女優の新垣結衣さんと歌手で俳優の星野源さんが結婚を発表した5月19日、マーケット関係者の間で「ガッキーショック」を心配するメールやLINEが飛び交った。前週にビットコイン価格急落をトリガーに株式市場が“阿鼻叫喚”の下げに見舞われていただけに翌日の株式市場が心配されたが、日経平均株価は前日比54円高でことなきを得た。しかし、株式市場にはまだ多くの懸念材料が燻っている。

日経
(画像=PIXTA)

相場に急落はつきもの。特に上昇トレンド時は要注意

新垣結衣さんの結婚発表の当日、筆者の元に送られてきたメールには、過去の芸能人の結婚発表翌日の日経平均騰落率が並んでいた。それによると、

石原さとみショック 売買全面停止(2020年)
小倉優子ショック -1010円(2018年)
堀北真希ショック -895円(2015年)
福山雅治ショック -714円(2015年)
優香ショック -582円(2016年)

と、人気芸能人18名の結婚発表翌日の日経平均下落率ランキングが記載されていた。なんの根拠もないアノマリーだが、験(げん)を担ぐ投資家も多いだけに大きな話題となった。ちなみに、個人投資家の間では「ジブリの法則」というアノマリーもあって、これはスタジオジブリが制作するアニメがテレビの金曜ロードショーで放映されると相場が荒れるというものだ。

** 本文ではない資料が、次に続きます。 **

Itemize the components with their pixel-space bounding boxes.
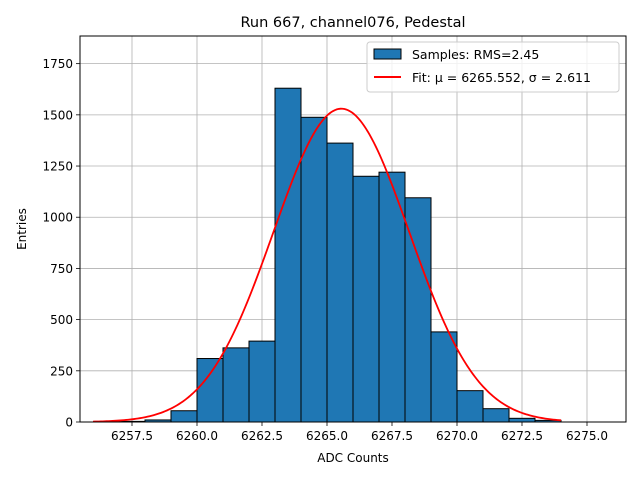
- histogram-bar: [456, 390, 484, 423]
- x-tick-label: 6275.0: [566, 429, 608, 443]
- fit-curve-layer: [92, 107, 562, 423]
- y-tick-label: 750: [50, 262, 73, 276]
- x-tick-label: 6262.5: [241, 429, 283, 443]
- y-axis-ticks: 0 250 500 750 1000 1250 1500 1750: [42, 57, 80, 430]
- y-tick-label: 1750: [42, 57, 73, 71]
- histogram-bar: [222, 347, 250, 423]
- histogram-bar: [326, 142, 354, 423]
- histogram-bar: [196, 358, 224, 423]
- y-tick-label: 250: [50, 364, 73, 378]
- chart-title: Run 667, channel076, Pedestal: [240, 15, 465, 31]
- x-tick-label: 6265.0: [306, 429, 348, 443]
- histogram-bars: [118, 87, 562, 423]
- histogram-bar: [248, 340, 276, 423]
- legend-histogram-label: Samples: RMS=2.45: [412, 47, 539, 62]
- histogram-bar: [300, 116, 328, 423]
- histogram-bar: [430, 331, 458, 423]
- legend-histogram-swatch: [373, 48, 402, 60]
- y-tick-label: 1000: [42, 211, 73, 225]
- legend-box: [366, 41, 620, 93]
- histogram-bar: [482, 408, 510, 423]
- x-tick-label: 6267.5: [371, 429, 413, 443]
- histogram-bar: [274, 87, 302, 423]
- y-axis-label: Entries: [15, 208, 29, 250]
- legend-fit-label: Fit: μ = 6265.552, σ = 2.611: [412, 70, 591, 85]
- x-axis-label: ADC Counts: [317, 451, 389, 465]
- histogram-bar: [508, 417, 536, 423]
- histogram-bar: [404, 197, 432, 423]
- histogram-bar: [352, 175, 380, 423]
- x-axis-ticks: 6257.5 6260.0 6262.5 6265.0 6267.5 6270.0 6272…: [111, 422, 608, 443]
- histogram-bar: [170, 410, 198, 423]
- x-tick-label: 6272.5: [501, 429, 543, 443]
- y-tick-label: 500: [50, 313, 73, 327]
- y-tick-label: 1500: [42, 108, 73, 122]
- plot-frame: [79, 35, 627, 423]
- x-tick-label: 6270.0: [436, 429, 478, 443]
- fit-curve: [92, 107, 562, 423]
- legend: Samples: RMS=2.45 Fit: μ = 6265.552, σ =…: [366, 41, 620, 93]
- y-tick-label: 1250: [42, 160, 73, 174]
- y-tick-label: 0: [65, 416, 73, 430]
- histogram-bar: [378, 171, 406, 423]
- x-tick-label: 6260.0: [176, 429, 218, 443]
- x-tick-label: 6257.5: [111, 429, 153, 443]
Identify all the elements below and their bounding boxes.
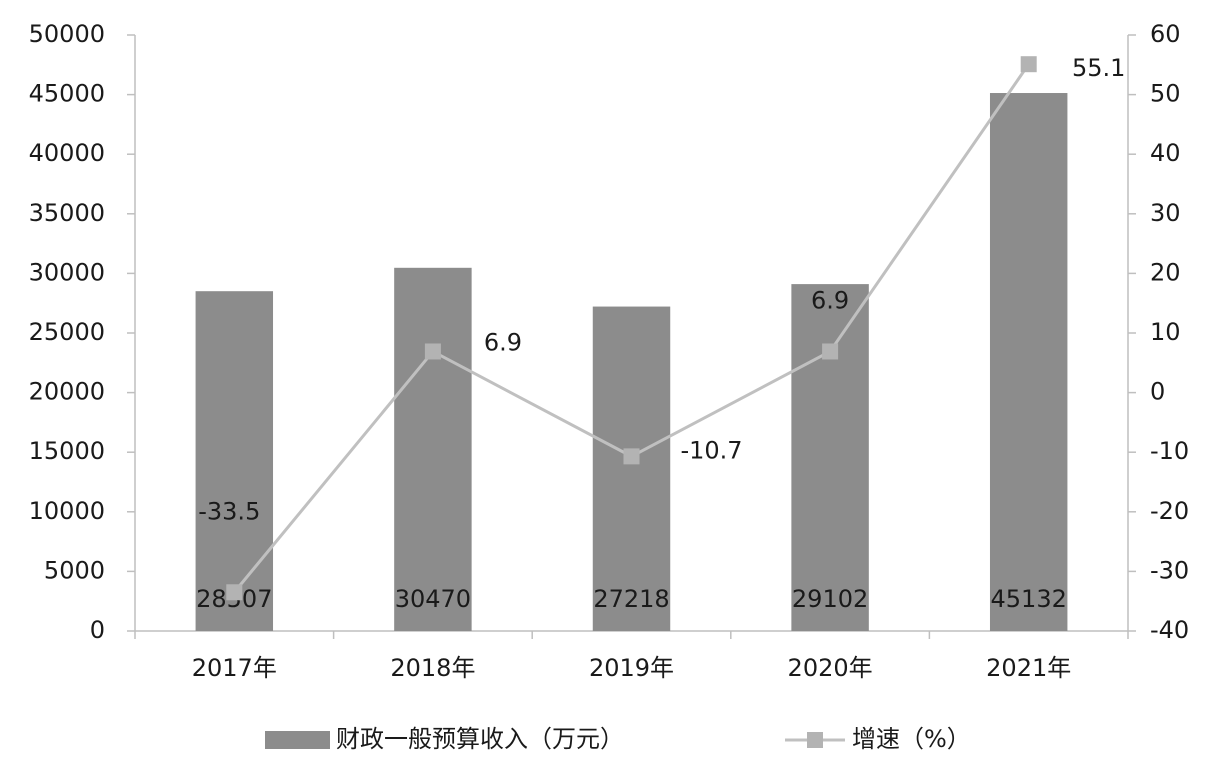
bar	[791, 284, 869, 631]
y-tick-label: 30000	[29, 258, 105, 286]
bar	[989, 93, 1068, 632]
y2-tick-label: 30	[1150, 199, 1181, 227]
line-value-label: -33.5	[198, 497, 260, 525]
y-tick-label: 5000	[44, 556, 105, 584]
x-tick-label: 2017年	[192, 654, 277, 682]
legend-label: 财政一般预算收入（万元）	[336, 725, 624, 753]
y2-tick-label: 10	[1150, 318, 1181, 346]
y-tick-label: 25000	[29, 318, 105, 346]
y2-tick-label: 40	[1150, 139, 1181, 167]
y2-tick-label: 20	[1150, 258, 1181, 286]
y2-tick-label: 60	[1150, 20, 1181, 48]
y-tick-label: 45000	[29, 80, 105, 108]
bar	[592, 306, 671, 631]
y2-tick-label: 50	[1150, 80, 1181, 108]
legend-label: 增速（%）	[852, 725, 971, 753]
line-marker	[1020, 56, 1037, 73]
y2-tick-label: 0	[1150, 378, 1165, 406]
line-value-label: 6.9	[484, 328, 522, 356]
y-tick-label: 20000	[29, 378, 105, 406]
x-tick-label: 2020年	[788, 654, 873, 682]
line-value-label: -10.7	[680, 436, 742, 464]
line-marker	[623, 448, 640, 465]
y-tick-label: 10000	[29, 497, 105, 525]
y2-tick-label: -40	[1150, 616, 1189, 644]
y2-tick-label: -30	[1150, 556, 1189, 584]
line-value-label: 6.9	[811, 286, 849, 314]
y2-tick-label: -20	[1150, 497, 1189, 525]
bar-value-label: 27218	[593, 585, 669, 613]
line-marker	[226, 584, 243, 601]
bar-value-label: 45132	[991, 585, 1067, 613]
legend-swatch	[265, 731, 330, 749]
y-tick-label: 50000	[29, 20, 105, 48]
y-tick-label: 40000	[29, 139, 105, 167]
y2-tick-label: -10	[1150, 437, 1189, 465]
x-tick-label: 2018年	[390, 654, 475, 682]
line-marker	[424, 343, 441, 360]
bar	[394, 267, 472, 631]
line-marker	[822, 343, 839, 360]
y-tick-label: 0	[90, 616, 105, 644]
legend-swatch	[807, 732, 823, 748]
x-tick-label: 2019年	[589, 654, 674, 682]
y-tick-label: 15000	[29, 437, 105, 465]
y-tick-label: 35000	[29, 199, 105, 227]
bar-value-label: 30470	[395, 585, 471, 613]
bar-value-label: 29102	[792, 585, 868, 613]
x-tick-label: 2021年	[986, 654, 1071, 682]
bar	[195, 291, 274, 631]
line-value-label: 55.1	[1072, 54, 1125, 82]
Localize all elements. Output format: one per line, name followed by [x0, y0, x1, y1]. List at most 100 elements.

さて、長引くコロナ禍の今、株式市場にはたくさんのリスクが存在している。米国株は史上最高値圏で推移こそしているが、何かきっかけがあれば、再び株式市場が急落する可能性は高いといっていいだろう。投資家であれば、これまでに幾度となく株価の暴落を経験しているはずだ。特に、上昇トレンドの最中に調子に乗ってたくさんのポジションを抱え、その状態で急落に巻き込まれるケースが多いのではないか。何度経験しても、同じことの繰り返し。まさに“喉元過ぎれば熱さ忘れる”といったところか。

前述したビットコイン急落をきっかけとした日経平均の暴落は5月11~13日、わずか3日間で値幅にして2000円以上の下げとなった。金融情報会社のアナリストに電話取材し、「さすがにセリングクライマックスは近いのでは?」と尋ねると、「今回の下げで個人投資家は損切りしているどころか株を買い増しています。相場の下落に果敢に買い向かっているのです。損失覚悟の投げ売りで売りが一巡し、需給が好転するセリングクライマックスには程遠いのではないでしょうか。ちなみに、昨年のコロナショックでは、わずか1カ月間で約7300円も値下がりし、そこがセリングクライマックスとなったのです」との答えが返ってきた。